La Magia de Viajar por Aragón, noviembre de 2010

 

He paseado mucho con José Antonio Labordeta por Zaragoza. Tanto, que casi cualquier rincón de la ciudad me trae su recuerdo. Algunas veces él me venía a buscar a la salida del trabajo, por la tarde, y me esperaba en la plaza Mariano Arregui, justo al lado de la Biblioteca de Aragón de la calle Doctor Cerrada. De ahí, subíamos paseando por el paseo Fernando el Católico hasta llegar a la plaza de San Francisco. En ocasiones, cuando el buen tiempo lo permitía, nos sentábamos en la terraza de uno de los dos cafés que hay en la parte derecha de la plaza, casi siempre en la del que está situado más próximo al quiosco de periódicos que fundara Antonio Vidal, pero muchas veces llegábamos hasta el Parque Grande, ese que ahora va a llevar su nombre, y allí descansábamos en alguno de sus bares, restaurantes o merenderos, preferiblemente en el Flandes y Fabiola.
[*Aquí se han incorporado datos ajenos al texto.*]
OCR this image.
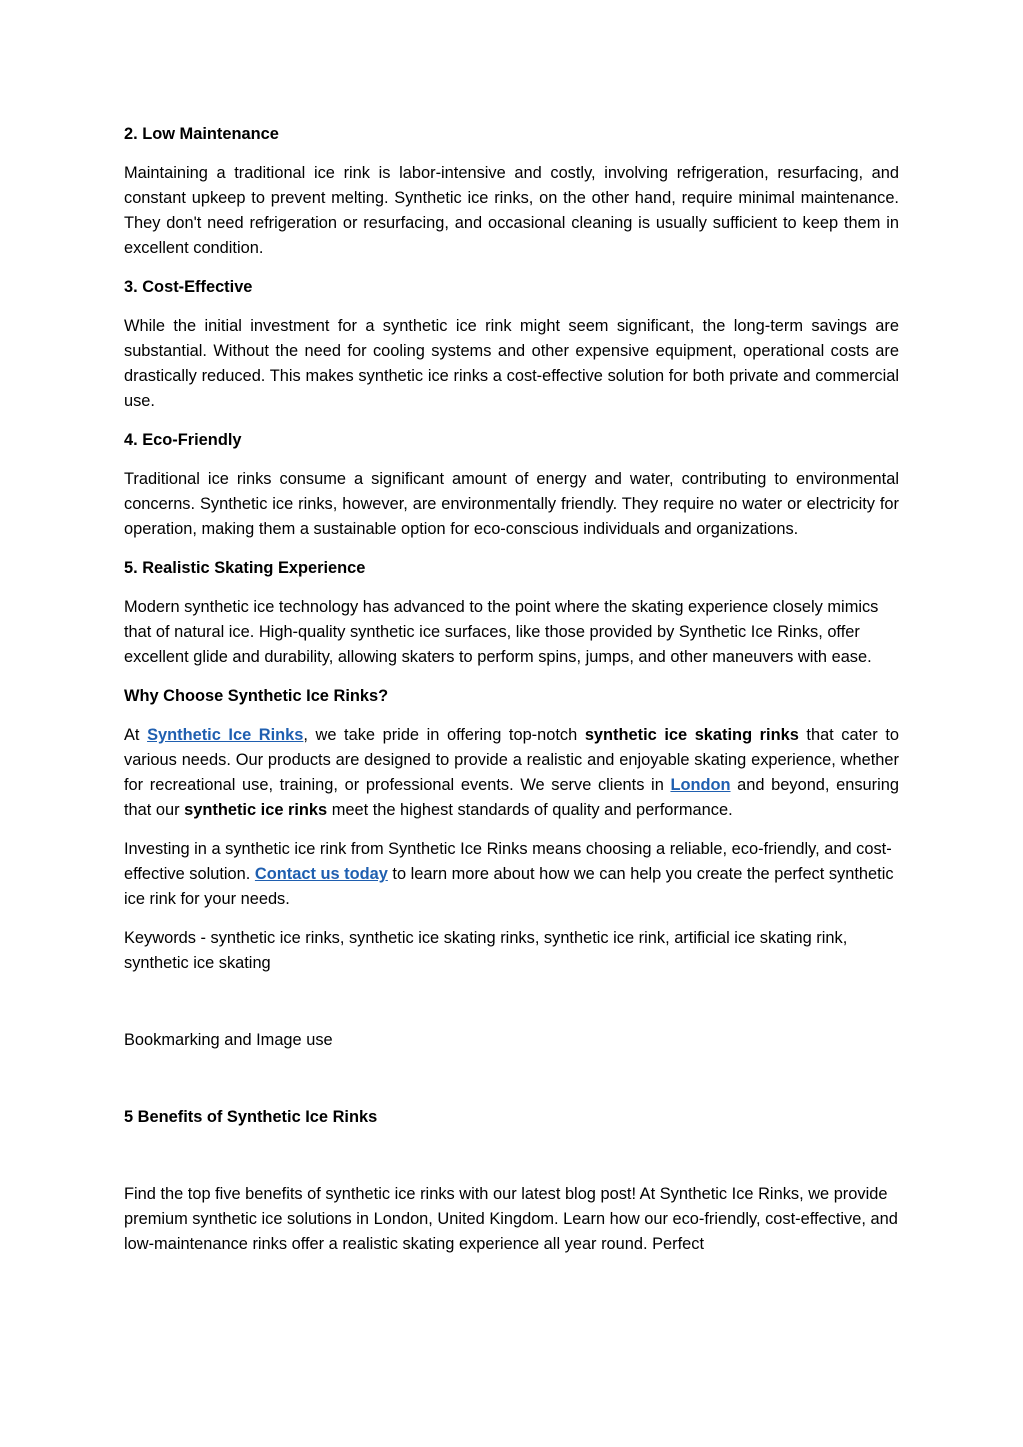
2. Low Maintenance

Maintaining a traditional ice rink is labor-intensive and costly, involving refrigeration, resurfacing, and constant upkeep to prevent melting. Synthetic ice rinks, on the other hand, require minimal maintenance. They don't need refrigeration or resurfacing, and occasional cleaning is usually sufficient to keep them in excellent condition.

3. Cost-Effective

While the initial investment for a synthetic ice rink might seem significant, the long-term savings are substantial. Without the need for cooling systems and other expensive equipment, operational costs are drastically reduced. This makes synthetic ice rinks a cost-effective solution for both private and commercial use.

4. Eco-Friendly

Traditional ice rinks consume a significant amount of energy and water, contributing to environmental concerns. Synthetic ice rinks, however, are environmentally friendly. They require no water or electricity for operation, making them a sustainable option for eco-conscious individuals and organizations.

5. Realistic Skating Experience

Modern synthetic ice technology has advanced to the point where the skating experience closely mimics that of natural ice. High-quality synthetic ice surfaces, like those provided by Synthetic Ice Rinks, offer excellent glide and durability, allowing skaters to perform spins, jumps, and other maneuvers with ease.

Why Choose Synthetic Ice Rinks?

At Synthetic Ice Rinks, we take pride in offering top-notch synthetic ice skating rinks that cater to various needs. Our products are designed to provide a realistic and enjoyable skating experience, whether for recreational use, training, or professional events. We serve clients in London and beyond, ensuring that our synthetic ice rinks meet the highest standards of quality and performance.

Investing in a synthetic ice rink from Synthetic Ice Rinks means choosing a reliable, eco-friendly, and cost-effective solution. Contact us today to learn more about how we can help you create the perfect synthetic ice rink for your needs.

Keywords - synthetic ice rinks, synthetic ice skating rinks, synthetic ice rink, artificial ice skating rink, synthetic ice skating

Bookmarking and Image use

5 Benefits of Synthetic Ice Rinks

Find the top five benefits of synthetic ice rinks with our latest blog post! At Synthetic Ice Rinks, we provide premium synthetic ice solutions in London, United Kingdom. Learn how our eco-friendly, cost-effective, and low-maintenance rinks offer a realistic skating experience all year round. Perfect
Incluso llegamos a Las Ocas algún día. Había veces que subíamos al Cabezo y allí mirábamos la ciudad desde la estatua de Alfonso el Batallador. La vuelta podíamos hacerla por el Canal Imperial hasta llegar a la clínica de San Juan de Dios, el antiguo cine Torrero y de ahí bajar por el Parque Pignatelli y el paseo de Sagasta. Pero de esto hace ya bastante tiempo. En los últimos años esta caminata ya era demasiado larga para José Antonio y los paseos los hacíamos más cortos. Entonces quedábamos siempre delante de la antigua Facultad de Medicina, en el Edificio Paraninfo, y por el paseo de la Independencia, siempre por la acera de la izquierda, llegábamos hasta la plaza de España, seguíamos por el Coso en dirección a la plaza Salamero, a la que siempre llamamos por su antiguo nombre de la plaza del Carbón, y por la calle Azoque nos dirigíamos a la Puerta del Carmen. En la esquina del paseo de Pamplona con la avenida de Hernán Cortés nos despedíamos: él se iba en dirección al paseo de María Agustín para coger la calle Capitán Esponera, hoy Elvira Hidalgo, donde vivía, y yo me iba en dirección opuesta hacia mi casa.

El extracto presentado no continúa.